Em um outro projeto-homenagem muito interessante, a Televisão Espanhola percorrerá os centros do Instituto Cervantes no mundo onde filmará a leitura de passagens de Dom Quixote por pessoas de diferentes nacionalidades, sempre em espanhol, e com diferentes sotaques. Estas leituras que terão o nome de “Dez linhas de Dom Quixote” serão exibidas entre os programas da grade normal espanhola em diferentes horários. A intenção do projeto, além de celebrar o livro, é mostrar o alcance universal da língua castelhana, homenageando-a, e o de sua obra literária maior.

A Orquestra Sinfônica Nacional pretende no mês de outubro apresentar concertos com peças inspiradas em Dom Quixote de compositores como Strauss, Ravel e de Falla. O Instituto Cervantes com a Agência Espanhola de Cooperação Internacional trará um tenor espanhol para participar de mais essa homenagem.

Também são planejadas exposições. O Instituto Cervantes pretende trazer da Espanha a exposição “La huella de la mirada” a realizar-se no Centro Cultural Justiça Federal.
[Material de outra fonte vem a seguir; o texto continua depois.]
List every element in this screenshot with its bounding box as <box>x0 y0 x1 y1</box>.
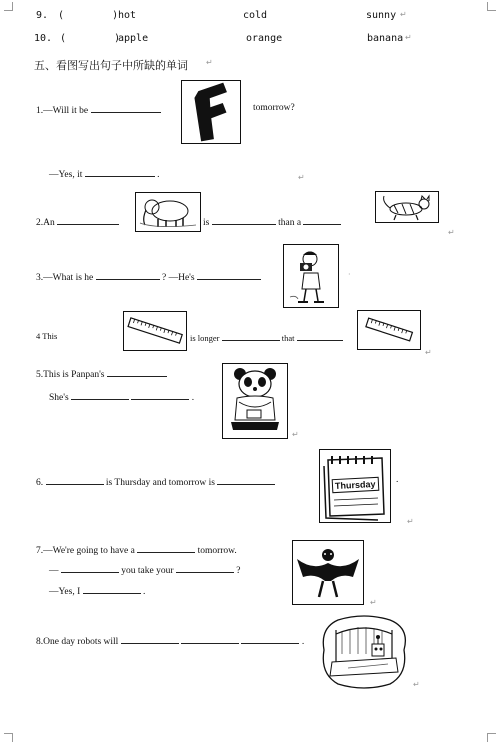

Trata-se de uma exposição de fotografias dos locais reais que inspiraram Cervantes na criação dos cenários por onde passa Dom Quixote.
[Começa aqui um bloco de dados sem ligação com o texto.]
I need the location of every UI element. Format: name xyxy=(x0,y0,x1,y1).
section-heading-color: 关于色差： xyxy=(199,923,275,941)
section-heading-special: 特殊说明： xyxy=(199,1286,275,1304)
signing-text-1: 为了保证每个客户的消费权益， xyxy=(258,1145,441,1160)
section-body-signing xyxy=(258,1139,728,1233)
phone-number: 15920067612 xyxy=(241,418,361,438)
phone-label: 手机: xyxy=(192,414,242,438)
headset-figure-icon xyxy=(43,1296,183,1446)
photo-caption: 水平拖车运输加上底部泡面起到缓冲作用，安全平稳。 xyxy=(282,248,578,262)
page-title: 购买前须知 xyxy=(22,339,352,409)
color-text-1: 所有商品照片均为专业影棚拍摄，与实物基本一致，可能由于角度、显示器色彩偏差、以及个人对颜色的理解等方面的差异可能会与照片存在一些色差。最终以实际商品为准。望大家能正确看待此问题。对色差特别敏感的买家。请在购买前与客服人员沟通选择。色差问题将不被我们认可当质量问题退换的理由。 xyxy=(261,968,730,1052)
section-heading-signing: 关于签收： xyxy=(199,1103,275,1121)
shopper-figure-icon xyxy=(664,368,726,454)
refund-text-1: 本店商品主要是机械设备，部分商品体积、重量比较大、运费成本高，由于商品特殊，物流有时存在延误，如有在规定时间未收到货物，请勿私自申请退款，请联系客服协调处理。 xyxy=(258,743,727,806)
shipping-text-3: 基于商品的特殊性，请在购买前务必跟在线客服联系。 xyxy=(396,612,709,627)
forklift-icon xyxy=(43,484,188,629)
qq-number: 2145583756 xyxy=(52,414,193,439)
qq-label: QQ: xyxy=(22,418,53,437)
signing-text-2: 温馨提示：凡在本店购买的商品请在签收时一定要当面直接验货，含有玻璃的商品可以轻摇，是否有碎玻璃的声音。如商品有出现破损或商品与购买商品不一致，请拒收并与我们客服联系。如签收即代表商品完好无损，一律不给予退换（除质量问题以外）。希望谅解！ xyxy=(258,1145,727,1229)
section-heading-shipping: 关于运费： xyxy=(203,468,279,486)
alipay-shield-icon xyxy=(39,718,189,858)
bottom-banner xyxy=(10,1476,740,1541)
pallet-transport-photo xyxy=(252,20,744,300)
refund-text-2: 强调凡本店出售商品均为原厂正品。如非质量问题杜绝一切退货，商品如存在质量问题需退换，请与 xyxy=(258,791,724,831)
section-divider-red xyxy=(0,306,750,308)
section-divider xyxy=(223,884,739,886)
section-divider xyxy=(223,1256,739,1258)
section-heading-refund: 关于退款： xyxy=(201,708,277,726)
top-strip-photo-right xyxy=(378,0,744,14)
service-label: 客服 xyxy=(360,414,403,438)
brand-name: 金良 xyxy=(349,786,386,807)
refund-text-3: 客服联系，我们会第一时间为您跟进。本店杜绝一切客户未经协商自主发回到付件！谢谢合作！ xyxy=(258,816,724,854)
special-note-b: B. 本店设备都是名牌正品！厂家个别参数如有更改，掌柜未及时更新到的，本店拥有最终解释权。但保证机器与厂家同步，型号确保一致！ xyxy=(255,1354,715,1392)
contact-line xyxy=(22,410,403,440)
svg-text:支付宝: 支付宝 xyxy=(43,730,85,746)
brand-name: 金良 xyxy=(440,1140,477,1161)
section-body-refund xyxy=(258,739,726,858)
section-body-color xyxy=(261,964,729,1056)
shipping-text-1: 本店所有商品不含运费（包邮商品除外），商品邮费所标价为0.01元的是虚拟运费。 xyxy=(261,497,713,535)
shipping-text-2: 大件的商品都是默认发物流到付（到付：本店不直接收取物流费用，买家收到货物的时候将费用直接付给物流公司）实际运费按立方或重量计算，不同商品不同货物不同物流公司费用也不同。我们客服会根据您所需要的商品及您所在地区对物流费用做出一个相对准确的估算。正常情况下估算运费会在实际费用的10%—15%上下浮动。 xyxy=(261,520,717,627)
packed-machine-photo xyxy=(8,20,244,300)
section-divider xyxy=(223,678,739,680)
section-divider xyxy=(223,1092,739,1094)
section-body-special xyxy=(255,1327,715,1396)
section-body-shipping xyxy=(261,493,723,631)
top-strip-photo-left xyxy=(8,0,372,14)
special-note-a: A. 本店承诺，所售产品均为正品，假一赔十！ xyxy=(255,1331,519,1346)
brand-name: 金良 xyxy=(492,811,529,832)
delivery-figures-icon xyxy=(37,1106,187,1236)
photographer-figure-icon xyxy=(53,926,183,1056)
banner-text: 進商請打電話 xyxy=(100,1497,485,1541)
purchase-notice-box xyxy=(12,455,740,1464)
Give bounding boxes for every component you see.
O Projeto Portinari realizará a exposição das gravuras em lápis de cor criadas por Portinari para ilustrarem passagens do livro Dom Quixote que encontram-se hoje expostas no museu da Chácara do Céu. Essa exposição partirá depois para a Europa onde estará em Londres, Paris e Madri. O Instituto Cervantes tem orgulho de apoiar esta atividade que presta homenagens tanto ao maior artista plástico brasileiro como ao livro de maior importância da Espanha.

Antonio Olinto diz que Dom Quixote é um livro brasileiro já que na época em que foi publicado, Brasil, Portugal e Espanha estavam sob a união político-administrativa de suas coroas. Seu personagem principal com certeza teria gostado muito de se aventurar pelo Brasil (como o faz agora, por outros meios). Somos obrigados a concordar (pelo menos dessa vez) quando se diz que nesse país tudo acaba em samba e que o ano só começa de verdade depois do carnaval. Este ano a escola de samba vice-campeã do Rio de Janeiro, Unidos da Tijuca, aclamada (pelo público e crítica) por sua criatividade, trouxe como enredo os misteriosos mundos da imaginação criados pelos artistas. O carnavalesco Paulo Barros não viu personagem mais apropriado que Dom Quixote para introduzir a história do seu carnaval e se inspirou nele para criar sua comissão de frente, bem como fantasias de outras alas e importantes membros da escola. Não havia melhor maneira de começar o ano: homenageando-se Dom Quixote no que é chamado “o maior espetáculo da Terra”, fazendo-o ainda mais popular.